Çocuklardan  benzer davranışları bekliyoruz aslında , üzüldüğünü, kırıldığını dile getirebilsin, kendini ifade edebilsin, sorununu çözümleyebilmek adına iletişime geçebilsin. Gerekli durumlarda ailesinden, öğretmenlerinden yardım isteyebilsin; fakat tablo her zaman bu kadar güzel olmuyor.

Zorbalığı yapan çocuk da kurban olan çocuk da süreçte yaşanılanlardan olumsuz olarak etkilenir. Bu etkinin izleri de hayat boyu devam edebilir. Hem zorbalığı yapan, hem de kurban konumunda kalan çocuk için sorunun çözülmesi gerekmektedir… 

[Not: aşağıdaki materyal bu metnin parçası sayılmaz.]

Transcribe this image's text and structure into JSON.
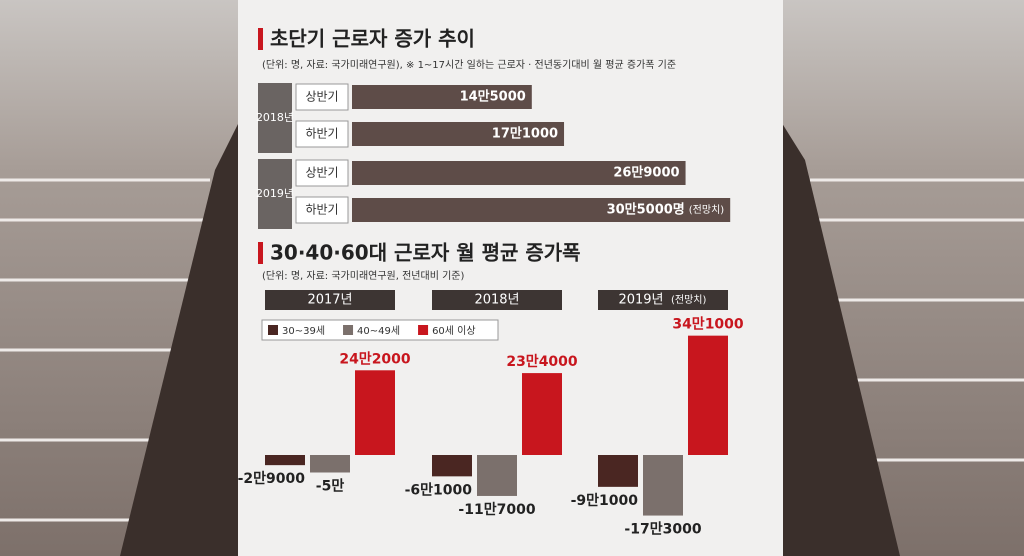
{
  "chart_data": [
    {
      "type": "hbar",
      "title": "초단기 근로자 증가 추이",
      "subtitle": "(단위: 명, 자료: 국가미래연구원), ※ 1~17시간 일하는 근로자 · 전년동기대비 월 평균 증가폭 기준",
      "color": "#5e4c48",
      "groups": [
        {
          "name": "2018년",
          "categories": [
            "상반기",
            "하반기"
          ],
          "values": [
            145000,
            171000
          ],
          "value_labels": [
            "14만5000",
            "17만1000"
          ]
        },
        {
          "name": "2019년",
          "categories": [
            "상반기",
            "하반기"
          ],
          "values": [
            269000,
            305000
          ],
          "value_labels": [
            "26만9000",
            "30만5000명"
          ],
          "annotations": [
            null,
            "(전망치)"
          ]
        }
      ]
    },
    {
      "type": "grouped_bar",
      "title": "30·40·60대 근로자 월 평균 증가폭",
      "subtitle": "(단위: 명, 자료: 국가미래연구원, 전년대비 기준)",
      "categories": [
        "2017년",
        "2018년",
        "2019년"
      ],
      "category_notes": [
        null,
        null,
        "(전망치)"
      ],
      "series": [
        {
          "name": "30~39세",
          "color": "#4a2622",
          "values": [
            -29000,
            -61000,
            -91000
          ],
          "value_labels": [
            "-2만9000",
            "-6만1000",
            "-9만1000"
          ]
        },
        {
          "name": "40~49세",
          "color": "#7b706c",
          "values": [
            -50000,
            -117000,
            -173000
          ],
          "value_labels": [
            "-5만",
            "-11만7000",
            "-17만3000"
          ]
        },
        {
          "name": "60세 이상",
          "color": "#c8161e",
          "values": [
            242000,
            234000,
            341000
          ],
          "value_labels": [
            "24만2000",
            "23만4000",
            "34만1000"
          ]
        }
      ]
    }
  ]
}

Peki Bu Noktada Neler Yapılabilir?

Öncelikle; ailelerin çocuklarını dinlemesi, konuyu sorunu önemsemeleri gerekmektedir. ‘’ sen de ona vur, sen de onunla dalga geç’’ diyerek çocukları yalnız bırakarak veya çözüm için destek olmayarak daha büyük bir kaosun içine sürüklenmelerine sebep olabiliriz.

Aile, okul, öğretmen iş birliğine girmeli ve sorunu birlikte çözümlemeye çalışmalıdır.

Gerekli durumlarda da, hem zorbalığı yapan çocuğun hem de kurban konumunda kalan çocuğun destek alması sağlanılabilir.

Ve en önemlisi, her koşulda çocuklarımıza sözlerimizle ve davranışlarımızla model olduğumuzu unutmamalıyız. 

Çocuklarda saldırgan davranışların, şiddetin, zorbalığın giderek arttığı bir dönemdeyiz. Daha güvenli, huzurlu bir toplumda yaşamak istiyorsak eğer artan şiddetin farkında olmalı ve çözümü için önce kendimizden, çocuklarımızdan, ailemizden ve yakın çevremizden sorumlu olduğumuzun bilincinde olmalıyız.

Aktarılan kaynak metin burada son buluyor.